【WNO Championships】レポート─07─ハイサム、初戦で足関の餌食に。ヘビー級準々決勝~準決勝
【写真】カイナンの代名詞となりつつあるクローバーリーフ (C)MIKE CALIMBAS/FLOGRAPPLING
9月25&26日(土&日・現地時間)にテキサス州オースチンのパーマー・イベンツセンターで開催されたWho’s Number One Championships。ライト級、ミドル級とヘビー級、女子はストロー級及びヘビー級で賞金3万ドルとチャンピオンベルトを賭けた2days 8人制トーナメント──は2021年グラップリング界の最大のイベントとなった。
Text by Isamu Horiuchi
レビュー第7回はヘビー級の準決勝までのトーナメント進捗状況をまとめてお伝えしたい。
1回戦、日本のファン及び関係者の期待を集めたハイサム・リダはティム・スプリッグスと対戦。前半、懐の深さを活かしたスタンドの攻防で渡り合ったものの、強固なレスリングベースを持つスプリッグスを倒すのは難しいと見たか、やがて引き込んで下からの戦いを選択した。
長い足を絡めての仕掛けを試みるハイサムだが、相手はディフェンシブ・トップゲームの強さでノーギ・ワールズを制したスプリッグスだ。なかなか崩せないまま時間が過ぎてゆく。
終盤、横回転して50/50を作ってみせたハイサムに対し、これを予期していたかのようにスプリッグスは、50/50を解除すると、なんと左足を抱えて倒れ込みながらの内ヒール。
決してトップを譲らないはずのスプリッグスが、残り1分のところで足関節を仕掛け、ハイサムからタップを奪い準決勝進出を決めた。ハイサムは世界的強豪のスプリッグス相手にテイクダウンもパスも許さず、堂々と渡り合ったが、最後は強化していた足関節の攻防で一本負け。トップキープの権化のように思われていたスプリッグスの見事な極めは、ハイサムが仲間入りを目指すワールドクラスの選手たちも日々進化し続けていることを痛感させるものだった。

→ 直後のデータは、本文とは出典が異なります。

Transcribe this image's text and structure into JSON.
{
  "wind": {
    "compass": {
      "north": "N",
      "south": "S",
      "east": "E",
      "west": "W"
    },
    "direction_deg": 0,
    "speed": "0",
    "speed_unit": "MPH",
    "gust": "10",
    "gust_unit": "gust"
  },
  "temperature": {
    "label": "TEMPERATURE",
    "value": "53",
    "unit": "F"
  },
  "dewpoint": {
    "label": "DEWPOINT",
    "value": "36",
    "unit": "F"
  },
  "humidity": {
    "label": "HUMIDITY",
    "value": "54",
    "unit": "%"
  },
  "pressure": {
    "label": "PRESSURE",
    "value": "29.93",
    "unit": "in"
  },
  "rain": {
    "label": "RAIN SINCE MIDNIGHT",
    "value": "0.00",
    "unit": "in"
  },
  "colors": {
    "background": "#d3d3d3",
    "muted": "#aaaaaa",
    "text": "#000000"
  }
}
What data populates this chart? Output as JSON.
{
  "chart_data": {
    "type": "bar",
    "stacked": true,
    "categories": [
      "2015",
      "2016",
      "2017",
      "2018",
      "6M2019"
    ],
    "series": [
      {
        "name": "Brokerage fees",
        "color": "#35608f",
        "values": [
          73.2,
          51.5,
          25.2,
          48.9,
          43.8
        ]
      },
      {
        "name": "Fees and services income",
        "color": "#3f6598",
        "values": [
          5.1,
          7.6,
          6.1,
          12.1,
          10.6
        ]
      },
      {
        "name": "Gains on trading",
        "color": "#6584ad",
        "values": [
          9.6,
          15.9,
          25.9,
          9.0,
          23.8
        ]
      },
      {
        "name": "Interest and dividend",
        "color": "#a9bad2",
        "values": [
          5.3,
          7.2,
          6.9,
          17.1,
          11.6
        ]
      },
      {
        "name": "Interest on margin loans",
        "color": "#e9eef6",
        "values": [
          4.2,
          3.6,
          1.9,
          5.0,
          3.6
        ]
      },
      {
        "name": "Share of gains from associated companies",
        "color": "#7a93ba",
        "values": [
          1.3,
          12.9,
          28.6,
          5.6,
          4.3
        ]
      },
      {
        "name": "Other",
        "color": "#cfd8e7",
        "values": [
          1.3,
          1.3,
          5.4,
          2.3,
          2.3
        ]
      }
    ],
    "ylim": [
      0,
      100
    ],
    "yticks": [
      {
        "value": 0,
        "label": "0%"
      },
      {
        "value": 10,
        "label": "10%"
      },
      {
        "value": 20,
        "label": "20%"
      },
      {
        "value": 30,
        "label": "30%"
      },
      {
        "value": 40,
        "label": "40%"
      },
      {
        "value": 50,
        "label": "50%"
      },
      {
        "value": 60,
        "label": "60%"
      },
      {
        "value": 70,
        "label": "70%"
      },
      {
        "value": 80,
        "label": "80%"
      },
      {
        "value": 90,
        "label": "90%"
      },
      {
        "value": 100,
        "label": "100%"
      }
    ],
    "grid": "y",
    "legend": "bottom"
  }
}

なおスプリッグスと準決勝で対峙したのは、テックス・ジョンソンだ。ジョンソンは1回戦で、動かざること山のごとしオーランド・サンチェスに三角を仕掛けたところ、高々とリフトして叩きつけられ嬉しくない反則勝ちでセミファイナルをセミファイナル進出の権利をしていた。
そのジョンソンに対して、スプリッグスが得意の上攻めから1度ニースライスパスを決めるなど、ペースを握って3-0で判定勝利し、決勝に進出した。
もう一方のブロックでは、大本命のカイナン・デュアルチが1回戦にてオッズでは対抗と目されていたカイル・ベームといきなりの大勝負を迎える。
序盤、ベーム得意の下からの足関節の仕掛けを、逆に強烈なストレートフットロックで切り返したデュアルチは、その後もトップから試合を優位に進める。そして後半は前回マテウス・ディニズを極めたクローバーリーフからバックも奪ってみせるなど判定3-0で完勝した。
もう一つの1回戦は、SUGで無敗を誇るオーバータイム・キングことメイソン・ファウラーが代打出場のジャンカルロ・ボドニと対戦。途中アイポークを受けたにもかかわらず、右目を覆って試合を続行し、得意のトップゲームで試合を支配して判定勝利した。が、その後ファウラーは目の治療のために病院に直行し、この1戦で敗れたボドニが準決勝進出となった。
デュアルチとボドニによる準決勝は、ボドニの下からの仕掛けをデュアルチが盤石の安定感で対処していく展開に。中盤、首を制してハーフで胸を合わせてパスに成功する等終始ペースを握り、終盤にはまたしても必殺のクローバーリーフ狙いでボドニの動きを止めて判定3-0で完勝した。
かくてヘビー級決勝は、大本命、そして手堅い勝利を挙げたデュアルチと、ハイサムを下したスプリッグスの組み合わせとなった。